El argentino, precisamente, homenajeó “La carta robada” con un cuento que merece otro seminario: “La muerte y la brújula”. Bastará decir que la mirada de Borges, quien en 1942 aún puede ver a través de sus ojos, repara en una cifra: el tres. La biblioteca de Dupin está en el número 33 de la calle Dunot. En el cuento de Borges, los crímenes ocurren los días tres y el criminal, Scharlach el dandy, tiene un nombre de tres letras: Red. Pero el detective Erik Lönnrot, que “se cree” un puro razonador, un Dupin, terminará buscando cuatro letras, como las que conforman el tetragramaton, el impronunciable nombre de Dios (YHVH). Lo hará porque, a diferencia del pensador del cuento de Poe, el detective de Borges está signado por el azar desde el primer crimen. Y porque la verdadera encarnación de la lógica es el criminal.
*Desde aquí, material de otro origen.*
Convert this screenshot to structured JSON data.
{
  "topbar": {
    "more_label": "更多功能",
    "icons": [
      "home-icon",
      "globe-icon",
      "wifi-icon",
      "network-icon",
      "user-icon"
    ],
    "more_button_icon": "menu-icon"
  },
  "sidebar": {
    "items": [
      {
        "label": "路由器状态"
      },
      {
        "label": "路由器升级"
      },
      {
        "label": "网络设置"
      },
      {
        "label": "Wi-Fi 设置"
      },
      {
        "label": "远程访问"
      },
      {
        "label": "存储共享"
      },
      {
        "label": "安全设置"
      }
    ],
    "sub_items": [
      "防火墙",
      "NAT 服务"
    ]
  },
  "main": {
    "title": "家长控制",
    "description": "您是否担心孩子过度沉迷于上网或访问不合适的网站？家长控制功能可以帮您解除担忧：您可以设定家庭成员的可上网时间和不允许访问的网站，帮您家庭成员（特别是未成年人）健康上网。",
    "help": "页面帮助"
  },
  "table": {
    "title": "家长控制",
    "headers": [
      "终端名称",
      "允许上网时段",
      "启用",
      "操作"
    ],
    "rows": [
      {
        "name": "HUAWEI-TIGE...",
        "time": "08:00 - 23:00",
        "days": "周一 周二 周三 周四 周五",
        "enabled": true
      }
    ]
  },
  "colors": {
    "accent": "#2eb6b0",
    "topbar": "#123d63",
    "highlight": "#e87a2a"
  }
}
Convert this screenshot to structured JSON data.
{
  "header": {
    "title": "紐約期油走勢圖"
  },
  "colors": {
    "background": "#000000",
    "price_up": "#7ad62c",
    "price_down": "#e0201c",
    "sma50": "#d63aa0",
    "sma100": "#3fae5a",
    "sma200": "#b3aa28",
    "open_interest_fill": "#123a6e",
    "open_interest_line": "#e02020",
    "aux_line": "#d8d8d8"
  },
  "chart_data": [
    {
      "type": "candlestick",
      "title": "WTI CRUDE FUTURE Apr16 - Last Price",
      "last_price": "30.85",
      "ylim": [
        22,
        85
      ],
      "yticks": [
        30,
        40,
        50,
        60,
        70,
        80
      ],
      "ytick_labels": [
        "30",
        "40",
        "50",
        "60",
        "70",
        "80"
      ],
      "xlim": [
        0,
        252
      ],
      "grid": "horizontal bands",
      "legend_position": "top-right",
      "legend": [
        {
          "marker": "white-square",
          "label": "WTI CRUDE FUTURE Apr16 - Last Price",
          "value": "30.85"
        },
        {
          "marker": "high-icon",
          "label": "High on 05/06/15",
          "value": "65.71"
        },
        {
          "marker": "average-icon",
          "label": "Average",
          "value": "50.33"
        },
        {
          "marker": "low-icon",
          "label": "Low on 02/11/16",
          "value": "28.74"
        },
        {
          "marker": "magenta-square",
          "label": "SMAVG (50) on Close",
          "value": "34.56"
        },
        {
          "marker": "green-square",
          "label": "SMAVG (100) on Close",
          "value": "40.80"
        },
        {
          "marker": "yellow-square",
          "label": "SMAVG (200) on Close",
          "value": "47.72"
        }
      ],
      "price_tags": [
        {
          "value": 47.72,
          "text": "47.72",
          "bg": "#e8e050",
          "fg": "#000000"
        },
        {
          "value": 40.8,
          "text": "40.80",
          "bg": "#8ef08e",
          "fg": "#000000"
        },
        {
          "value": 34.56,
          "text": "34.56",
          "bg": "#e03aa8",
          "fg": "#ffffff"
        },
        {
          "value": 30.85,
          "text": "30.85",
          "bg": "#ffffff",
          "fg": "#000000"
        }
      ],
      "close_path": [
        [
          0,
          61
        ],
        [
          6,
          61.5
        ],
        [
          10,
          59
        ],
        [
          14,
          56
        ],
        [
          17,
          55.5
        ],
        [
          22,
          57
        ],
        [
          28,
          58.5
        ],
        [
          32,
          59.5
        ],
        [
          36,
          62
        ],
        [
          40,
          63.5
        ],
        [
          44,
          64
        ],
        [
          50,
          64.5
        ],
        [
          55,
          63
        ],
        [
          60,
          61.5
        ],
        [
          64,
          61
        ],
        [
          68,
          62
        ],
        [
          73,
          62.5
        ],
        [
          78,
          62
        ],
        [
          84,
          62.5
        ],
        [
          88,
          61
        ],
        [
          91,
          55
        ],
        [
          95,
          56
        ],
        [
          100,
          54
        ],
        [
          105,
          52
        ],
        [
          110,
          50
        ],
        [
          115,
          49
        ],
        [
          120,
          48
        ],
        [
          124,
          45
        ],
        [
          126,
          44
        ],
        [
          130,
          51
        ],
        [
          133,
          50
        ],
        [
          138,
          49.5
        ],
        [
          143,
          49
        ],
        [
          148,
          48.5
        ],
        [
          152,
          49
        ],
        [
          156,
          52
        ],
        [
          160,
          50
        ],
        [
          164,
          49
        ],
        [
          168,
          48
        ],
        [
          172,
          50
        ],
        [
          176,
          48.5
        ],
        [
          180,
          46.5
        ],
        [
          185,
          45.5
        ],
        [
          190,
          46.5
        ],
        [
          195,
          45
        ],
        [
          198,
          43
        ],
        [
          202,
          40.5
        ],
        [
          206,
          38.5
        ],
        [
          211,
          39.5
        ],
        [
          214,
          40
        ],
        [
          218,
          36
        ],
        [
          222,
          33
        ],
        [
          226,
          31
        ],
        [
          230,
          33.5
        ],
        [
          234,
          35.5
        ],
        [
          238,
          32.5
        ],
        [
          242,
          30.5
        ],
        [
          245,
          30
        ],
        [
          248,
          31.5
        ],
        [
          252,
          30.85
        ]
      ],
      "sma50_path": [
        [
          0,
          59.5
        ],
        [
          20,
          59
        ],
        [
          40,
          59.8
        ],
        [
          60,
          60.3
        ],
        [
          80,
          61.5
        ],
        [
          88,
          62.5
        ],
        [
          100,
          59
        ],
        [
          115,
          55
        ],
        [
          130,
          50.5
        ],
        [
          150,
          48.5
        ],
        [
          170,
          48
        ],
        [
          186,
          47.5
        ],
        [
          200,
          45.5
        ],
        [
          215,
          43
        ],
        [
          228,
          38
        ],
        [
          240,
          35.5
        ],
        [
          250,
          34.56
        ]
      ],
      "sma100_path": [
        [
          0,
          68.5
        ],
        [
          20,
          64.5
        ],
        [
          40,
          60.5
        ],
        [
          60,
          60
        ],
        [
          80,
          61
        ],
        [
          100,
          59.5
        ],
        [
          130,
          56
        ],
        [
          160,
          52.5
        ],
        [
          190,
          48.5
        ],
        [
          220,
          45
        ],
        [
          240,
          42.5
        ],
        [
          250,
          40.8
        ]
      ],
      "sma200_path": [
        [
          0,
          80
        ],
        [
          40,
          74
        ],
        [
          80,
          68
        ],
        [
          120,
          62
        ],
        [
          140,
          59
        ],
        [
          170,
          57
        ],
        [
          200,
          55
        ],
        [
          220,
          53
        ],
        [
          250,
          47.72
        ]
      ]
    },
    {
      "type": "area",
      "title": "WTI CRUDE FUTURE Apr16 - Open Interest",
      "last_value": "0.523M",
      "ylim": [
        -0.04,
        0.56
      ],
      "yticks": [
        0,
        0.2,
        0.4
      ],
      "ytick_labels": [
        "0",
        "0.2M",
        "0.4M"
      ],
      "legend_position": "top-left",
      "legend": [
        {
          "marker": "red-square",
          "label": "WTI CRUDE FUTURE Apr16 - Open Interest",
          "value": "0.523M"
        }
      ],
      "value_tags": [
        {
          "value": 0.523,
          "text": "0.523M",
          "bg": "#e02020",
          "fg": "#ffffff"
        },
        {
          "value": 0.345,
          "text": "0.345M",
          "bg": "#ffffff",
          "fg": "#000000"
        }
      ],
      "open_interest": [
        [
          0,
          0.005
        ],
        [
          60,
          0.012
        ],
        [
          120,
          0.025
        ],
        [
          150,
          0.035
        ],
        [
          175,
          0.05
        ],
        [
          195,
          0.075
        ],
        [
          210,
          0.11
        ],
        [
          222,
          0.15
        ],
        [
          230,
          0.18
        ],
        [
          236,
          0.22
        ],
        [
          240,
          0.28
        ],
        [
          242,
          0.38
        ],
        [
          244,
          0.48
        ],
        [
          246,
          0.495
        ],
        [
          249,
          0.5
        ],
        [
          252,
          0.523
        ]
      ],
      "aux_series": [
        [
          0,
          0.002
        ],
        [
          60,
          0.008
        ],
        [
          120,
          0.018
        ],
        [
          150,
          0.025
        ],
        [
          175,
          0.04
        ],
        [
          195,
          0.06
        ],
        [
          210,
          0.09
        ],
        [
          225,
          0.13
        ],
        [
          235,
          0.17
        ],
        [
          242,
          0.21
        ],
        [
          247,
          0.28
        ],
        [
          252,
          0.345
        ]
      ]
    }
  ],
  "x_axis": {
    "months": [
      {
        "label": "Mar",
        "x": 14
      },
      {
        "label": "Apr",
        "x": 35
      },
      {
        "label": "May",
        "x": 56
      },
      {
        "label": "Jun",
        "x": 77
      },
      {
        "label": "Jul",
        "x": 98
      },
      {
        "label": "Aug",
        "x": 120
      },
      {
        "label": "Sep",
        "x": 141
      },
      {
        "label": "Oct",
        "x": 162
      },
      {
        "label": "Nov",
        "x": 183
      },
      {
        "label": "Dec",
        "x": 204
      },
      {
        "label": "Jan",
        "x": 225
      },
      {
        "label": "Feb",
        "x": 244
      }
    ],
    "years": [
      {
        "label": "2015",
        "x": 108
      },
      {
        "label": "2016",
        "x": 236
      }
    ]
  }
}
Hay, sin embargo, un último significante escondido a la vista de todos en “La carta robada”. La formula el narrador, el amigo de Dupin, durante la primera visita del prefecto “G”. Es cuando una de especulaciones gira en torno de si el ministro “D” aún tiene la carta y si está dispuesta a revelar su contenido en lo inmediato. El narrador toma la palabra en el diálogo y le expresa al Policía:

- Como hace usted notar -dije-, es evidente que la carta sigue en posesión del ministro, pues lo que confiere su poder es dicha posesión y no su empleo. Apenas empleada la carta, su poder cesaría.

Ni la carta que terminó siendo robada y luego recuperada fue alguna vez un documento resguardado bajo siete llaves. Ni la verdad, postula Poe a través de sus personajes, es un arma imperecedera. Como si fuera un fusil de un solo disparo, apenas sale a la luz su poder mengua. Entonces, el poder no es la verdad sino la amenaza que ella puede representar.

Contracara

La contracara aparece en otra obra de ficción, en un diálogo entre un criminal que le apunta a un detective herido y hospitalizado. El senador Roark amenaza al policía Hartigan en “Ciudad del pecado” (2005) con ultimarlo a balazos y le advierte que, luego de hacerlo, nadie en el hospital lo incriminaría. “Al poder te lo da mentir; hacerlo bien y que todos comprendan que debe ser así”, sintetiza el impune representante distrital.

“La carta robada” construye un relato en el que la verdad, la idoneidad y la lógica prevalecen. Todo un desplazamiento de los significantes respecto de la realidad, donde los ministros “D” son los que triunfan. Borges lo supo: Lönnrot lo pierde todo, todo, frente a Red Scharlach. Borges era argentino.